In today's world, the economic and political development of a society is only achieved through efficient vital infrastructures including energy, water, information, communication technology, and banking, among others. A number of these infrastructures play a crucial role in national interests of a country, and even a momentary disruption in their function can cause irreparable damage to a nation’s economy, politics, and security.
One fundamental strategy to boost the security level of critical infrastructures is training experts in the field of cyber security and advancing science and technology in order to realize inherently-secure industrial systems. Therefore, reliable knowledge is warranted for these specialists in Information Technology and Control Engineering.
With direct supports of the president of Khatam University, Industrial Automation and Industrial Cyber-Security (ICS) Lab was founded in 2017 after meticulous studies. The laboratory was designed and launched under the supervision of a team of top specialists with the purpose of creating opportunities for sustainable development and training experts with the hopes of achieving outstanding feats in knowledge and technology development, and meeting the national needs in the field of cyber security of industrial systems.
The purpose of improving the cyber security of the country's critical infrastructures lies In the heart of this laboratory. To this end, the following missions were set in launching this laboratory:
- Creating a platform for identifying and analyzing vulnerabilities in industrial systems and networks;
- Defining security requirements for industrial systems;
- Offering examples of secure architecture in industrial systems;
- Security evaluation of designs and equipment in industrial systems;
- Developing a cyber-physical platform based on simulation;
- Risk analysis in implementing security solutions in industrial systems (preventing adverse effects on accessibility or reliability);
- Identification and analysis of malware in the field of industrial systems.
In recent years, more than 5 Master's projects have been conducted in the Industrial Automation & Industrial Cyber-Security (ICS) Lab. In addition, for the first time in Iran, a 3-credit course on industrial automation and cyber security of industrial networks has been offered using the potential granted by this laboratory.

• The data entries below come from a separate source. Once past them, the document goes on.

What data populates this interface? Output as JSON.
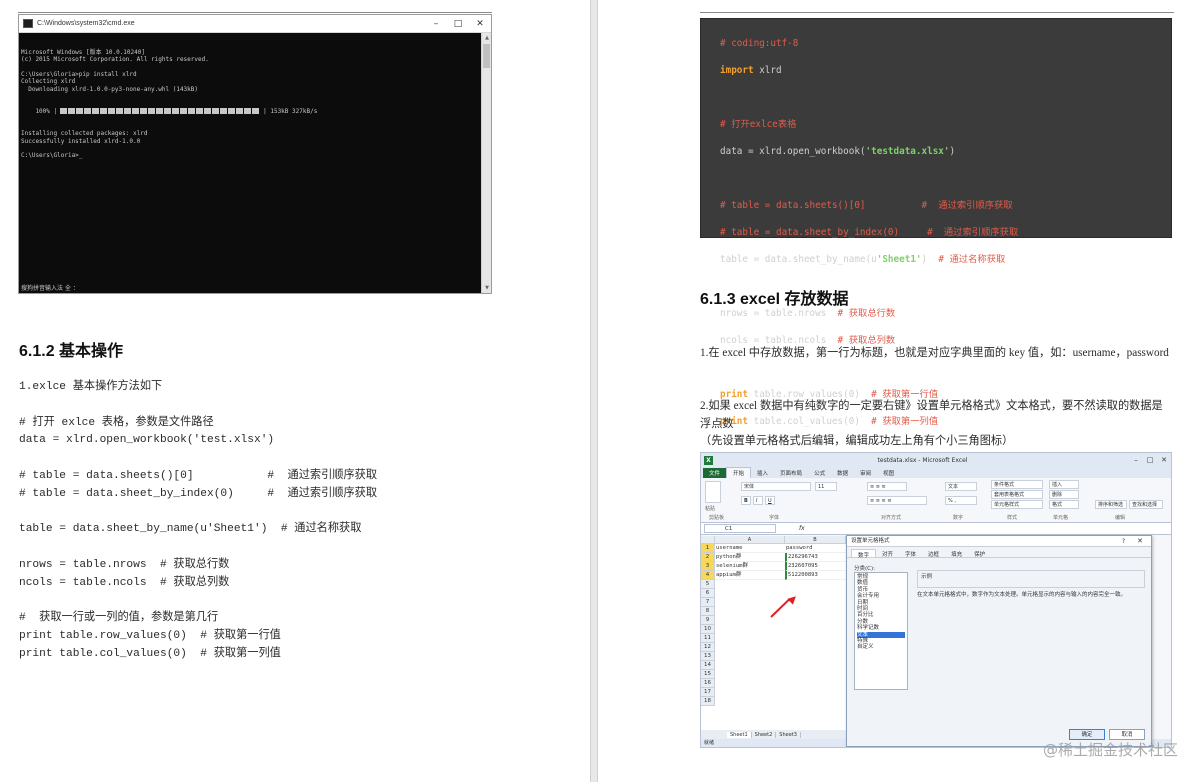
{
  "left": {
    "cmd": {
      "title": "C:\\Windows\\system32\\cmd.exe",
      "lines": [
        "Microsoft Windows [版本 10.0.10240]",
        "(c) 2015 Microsoft Corporation. All rights reserved.",
        "",
        "C:\\Users\\Gloria>pip install xlrd",
        "Collecting xlrd",
        "  Downloading xlrd-1.0.0-py3-none-any.whl (143kB)"
      ],
      "progress_prefix": "    100% |",
      "progress_suffix": "| 153kB 327kB/s",
      "progress_fraction": 1.0,
      "lines_after": [
        "Installing collected packages: xlrd",
        "Successfully installed xlrd-1.0.0",
        "",
        "C:\\Users\\Gloria>_"
      ],
      "status": "搜狗拼音输入法 全 ："
    },
    "heading": "6.1.2  基本操作",
    "body_lines": [
      "1.exlce 基本操作方法如下",
      "",
      "# 打开 exlce 表格，参数是文件路径",
      "data = xlrd.open_workbook('test.xlsx')",
      "",
      "# table = data.sheets()[0]           #  通过索引顺序获取",
      "# table = data.sheet_by_index(0)     #  通过索引顺序获取",
      "",
      "table = data.sheet_by_name(u'Sheet1')  # 通过名称获取",
      "",
      "nrows = table.nrows  # 获取总行数",
      "ncols = table.ncols  # 获取总列数",
      "",
      "#  获取一行或一列的值，参数是第几行",
      "print table.row_values(0)  # 获取第一行值",
      "print table.col_values(0)  # 获取第一列值"
    ]
  },
  "right": {
    "code": {
      "l1": "# coding:utf-8",
      "l2_kw": "import",
      "l2_rest": " xlrd",
      "l3": "# 打开exlce表格",
      "l4_pre": "data = xlrd.open_workbook(",
      "l4_str": "'testdata.xlsx'",
      "l4_post": ")",
      "l5": "# table = data.sheets()[0]          #  通过索引顺序获取",
      "l6": "# table = data.sheet_by_index(0)     #  通过索引顺序获取",
      "l7_pre": "table = data.sheet_by_name(u",
      "l7_str": "'Sheet1'",
      "l7_post": ")  ",
      "l7_com": "# 通过名称获取",
      "l8_pre": "nrows = table.nrows  ",
      "l8_com": "# 获取总行数",
      "l9_pre": "ncols = table.ncols  ",
      "l9_com": "# 获取总列数",
      "l10_kw": "print",
      "l10_pre": " table.row_values(0)  ",
      "l10_com": "# 获取第一行值",
      "l11_kw": "print",
      "l11_pre": " table.col_values(0)  ",
      "l11_com": "# 获取第一列值"
    },
    "heading": "6.1.3 excel 存放数据",
    "para1": "1.在 excel 中存放数据，第一行为标题，也就是对应字典里面的 key 值，如：username，password",
    "para2": "2.如果 excel 数据中有纯数字的一定要右键》设置单元格格式》文本格式，要不然读取的数据是浮点数",
    "para3": "（先设置单元格格式后编辑，编辑成功左上角有个小三角图标）",
    "excel": {
      "title": "testdata.xlsx - Microsoft Excel",
      "tabs": [
        "文件",
        "开始",
        "插入",
        "页面布局",
        "公式",
        "数据",
        "审阅",
        "视图"
      ],
      "font_name": "宋体",
      "font_size": "11",
      "number_format": "文本",
      "groups": [
        "剪贴板",
        "字体",
        "对齐方式",
        "数字",
        "样式",
        "单元格",
        "编辑"
      ],
      "style_btns": [
        "条件格式",
        "套用表格格式",
        "单元格样式"
      ],
      "cell_btns": [
        "插入",
        "删除",
        "格式"
      ],
      "edit_btns": [
        "排序和筛选",
        "查找和选择"
      ],
      "paste_label": "粘贴",
      "name_box": "C1",
      "fx": "fx",
      "col_a": "A",
      "col_b": "B",
      "rows": [
        {
          "a": "username",
          "b": "password"
        },
        {
          "a": "python群",
          "b": "226296743"
        },
        {
          "a": "selenium群",
          "b": "232607095"
        },
        {
          "a": "appium群",
          "b": "512200893"
        }
      ],
      "row_numbers": [
        "1",
        "2",
        "3",
        "4",
        "5",
        "6",
        "7",
        "8",
        "9",
        "10",
        "11",
        "12",
        "13",
        "14",
        "15",
        "16",
        "17",
        "18"
      ],
      "sheets": [
        "Sheet1",
        "Sheet2",
        "Sheet3"
      ],
      "status": "就绪",
      "dialog": {
        "title": "设置单元格格式",
        "help": "?",
        "tabs": [
          "数字",
          "对齐",
          "字体",
          "边框",
          "填充",
          "保护"
        ],
        "list_label": "分类(C):",
        "categories": [
          "常规",
          "数值",
          "货币",
          "会计专用",
          "日期",
          "时间",
          "百分比",
          "分数",
          "科学记数",
          "文本",
          "特殊",
          "自定义"
        ],
        "selected": "文本",
        "sample_label": "示例",
        "description": "在文本单元格格式中，数字作为文本处理。单元格显示的内容与输入的内容完全一致。",
        "ok": "确定",
        "cancel": "取消"
      }
    }
  },
  "watermark": "@稀土掘金技术社区"
}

Research Activities and University-Industry Relations
So far, the most significant achievements of this laboratory regarding research projects and university-industry relations include:
- Designing and implementing Hardware-in-the-loop (HIL) within physical platforms;
- Setting the context for conducting cyber exercises;
- Setting the context for assessing vulnerabilities, as well as researching and identifying new vulnerabilities in industrial systems;
- Setting the context for analyzing industrial malware;
- Analyzing and studying the vulnerabilities of Siemens' equipment and verifying their key vulnerabilities;
- Security analysis of Modbus protocol and verifying its vulnerabilities;
- Implementing and proving the functionality of a new malware for Siemens' products.

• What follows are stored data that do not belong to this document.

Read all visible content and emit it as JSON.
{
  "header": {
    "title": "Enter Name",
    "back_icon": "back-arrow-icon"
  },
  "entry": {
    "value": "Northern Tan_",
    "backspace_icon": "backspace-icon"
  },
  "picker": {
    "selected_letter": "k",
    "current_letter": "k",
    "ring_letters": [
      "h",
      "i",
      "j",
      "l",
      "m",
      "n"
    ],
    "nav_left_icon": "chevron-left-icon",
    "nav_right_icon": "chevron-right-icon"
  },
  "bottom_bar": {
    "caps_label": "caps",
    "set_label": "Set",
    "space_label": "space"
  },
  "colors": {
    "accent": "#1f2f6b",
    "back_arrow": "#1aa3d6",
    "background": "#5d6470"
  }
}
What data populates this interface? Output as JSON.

Significant Achievements Resulting from the Industrial Network Platform
- Implementation of boiler-turbine simulation process, including six sensors and actuators and a total of nine control loops;
- Implementation of the Tennessee simulation process, including 53 sensors and actuators and a total of 18 control loops;
- The physical process of automation in chemical processes;
- Supporting the protocols' Profinet, Profibus, Modbus, and Industrial Ethernet;
- Implementation of the most important functions of current control LAN networks in critical infrastructures.
Significant Achievements Resulting from Vulnerability Identification & Analysis Platform
- Implementation has been completed with the aim of identifying and analyzing the major vulnerabilities of Siemens products and Modbus protocol;
- In the penetration and access to the control LAN network, possible exploitations of the vulnerabilities of Siemens monitoring software have been studied and the exploitation code of its key cases has been written;
- In the penetration and access to the communication protocols of the control network, the vulnerabilities of Modbus protocol have been analyzed and the methods of exploiting them have been implemented;
- In the penetration and access to local controllers, possible exploitations of vulnerabilities of Siemens PLCs have been studied and the exploitation code of its key cases has been written;
- Based on these verified vulnerabilities, proper experiments have been designed for training purposes.

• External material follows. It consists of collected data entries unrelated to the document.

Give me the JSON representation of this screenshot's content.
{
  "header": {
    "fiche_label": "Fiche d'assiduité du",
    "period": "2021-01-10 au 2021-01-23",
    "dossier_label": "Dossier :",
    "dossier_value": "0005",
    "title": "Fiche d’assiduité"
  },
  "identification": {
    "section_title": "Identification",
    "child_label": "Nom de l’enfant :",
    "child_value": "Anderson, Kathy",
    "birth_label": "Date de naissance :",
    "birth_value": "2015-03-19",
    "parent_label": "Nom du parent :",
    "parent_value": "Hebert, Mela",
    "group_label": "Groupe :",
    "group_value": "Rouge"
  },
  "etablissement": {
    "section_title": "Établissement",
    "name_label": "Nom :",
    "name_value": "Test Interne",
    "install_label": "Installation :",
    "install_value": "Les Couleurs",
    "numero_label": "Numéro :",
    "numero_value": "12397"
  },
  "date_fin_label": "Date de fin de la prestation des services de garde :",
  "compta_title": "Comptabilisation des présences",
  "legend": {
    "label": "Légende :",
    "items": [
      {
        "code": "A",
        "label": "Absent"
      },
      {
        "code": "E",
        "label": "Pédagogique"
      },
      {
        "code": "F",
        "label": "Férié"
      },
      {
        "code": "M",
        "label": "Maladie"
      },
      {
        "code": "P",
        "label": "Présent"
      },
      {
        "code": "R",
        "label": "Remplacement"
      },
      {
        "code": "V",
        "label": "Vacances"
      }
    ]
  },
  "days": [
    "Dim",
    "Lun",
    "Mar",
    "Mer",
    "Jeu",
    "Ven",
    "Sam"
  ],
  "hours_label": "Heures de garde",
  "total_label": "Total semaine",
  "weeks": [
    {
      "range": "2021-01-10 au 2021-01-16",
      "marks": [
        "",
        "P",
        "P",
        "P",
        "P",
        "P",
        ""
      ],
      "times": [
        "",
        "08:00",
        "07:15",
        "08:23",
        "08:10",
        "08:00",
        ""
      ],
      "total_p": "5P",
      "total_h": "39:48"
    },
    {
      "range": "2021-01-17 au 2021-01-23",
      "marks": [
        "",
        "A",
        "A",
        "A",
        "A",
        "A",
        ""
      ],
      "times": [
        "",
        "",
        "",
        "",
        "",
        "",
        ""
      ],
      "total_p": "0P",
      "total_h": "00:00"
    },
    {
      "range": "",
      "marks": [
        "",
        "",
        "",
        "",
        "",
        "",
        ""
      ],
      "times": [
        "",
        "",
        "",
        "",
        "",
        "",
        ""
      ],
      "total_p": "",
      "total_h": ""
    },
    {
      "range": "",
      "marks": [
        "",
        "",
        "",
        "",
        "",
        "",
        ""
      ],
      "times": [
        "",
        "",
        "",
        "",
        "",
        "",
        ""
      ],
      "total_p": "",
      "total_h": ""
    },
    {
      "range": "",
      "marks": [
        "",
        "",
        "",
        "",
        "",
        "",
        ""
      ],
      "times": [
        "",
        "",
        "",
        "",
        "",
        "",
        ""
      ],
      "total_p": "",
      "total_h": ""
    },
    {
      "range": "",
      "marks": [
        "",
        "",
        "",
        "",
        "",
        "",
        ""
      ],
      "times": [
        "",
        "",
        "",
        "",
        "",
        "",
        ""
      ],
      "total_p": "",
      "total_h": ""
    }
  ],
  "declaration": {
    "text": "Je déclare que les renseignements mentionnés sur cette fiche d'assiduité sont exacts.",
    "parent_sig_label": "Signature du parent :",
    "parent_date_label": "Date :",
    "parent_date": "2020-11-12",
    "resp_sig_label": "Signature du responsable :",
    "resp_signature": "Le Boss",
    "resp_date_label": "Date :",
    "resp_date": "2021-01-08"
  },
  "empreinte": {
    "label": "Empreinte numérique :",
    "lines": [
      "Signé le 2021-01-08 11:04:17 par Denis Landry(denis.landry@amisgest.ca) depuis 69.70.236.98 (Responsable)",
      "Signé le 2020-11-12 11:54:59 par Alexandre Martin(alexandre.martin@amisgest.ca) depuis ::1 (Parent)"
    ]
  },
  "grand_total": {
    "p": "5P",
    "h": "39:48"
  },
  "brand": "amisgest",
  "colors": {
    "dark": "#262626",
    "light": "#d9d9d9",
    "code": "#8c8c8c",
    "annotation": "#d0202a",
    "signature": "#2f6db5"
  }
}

Significant Achievements Resulting from Malware Detection and Analysis Platform
- The first phase of the implementation has been completed with the aim of providing a suitable platform to familiarize students, researchers, and experts in the industry with the harmful effects of malware infection accompanied by its analysis methods;
- Anew sample malware targeting industrial systems has been designed in line with the industrial network platform of the laboratory.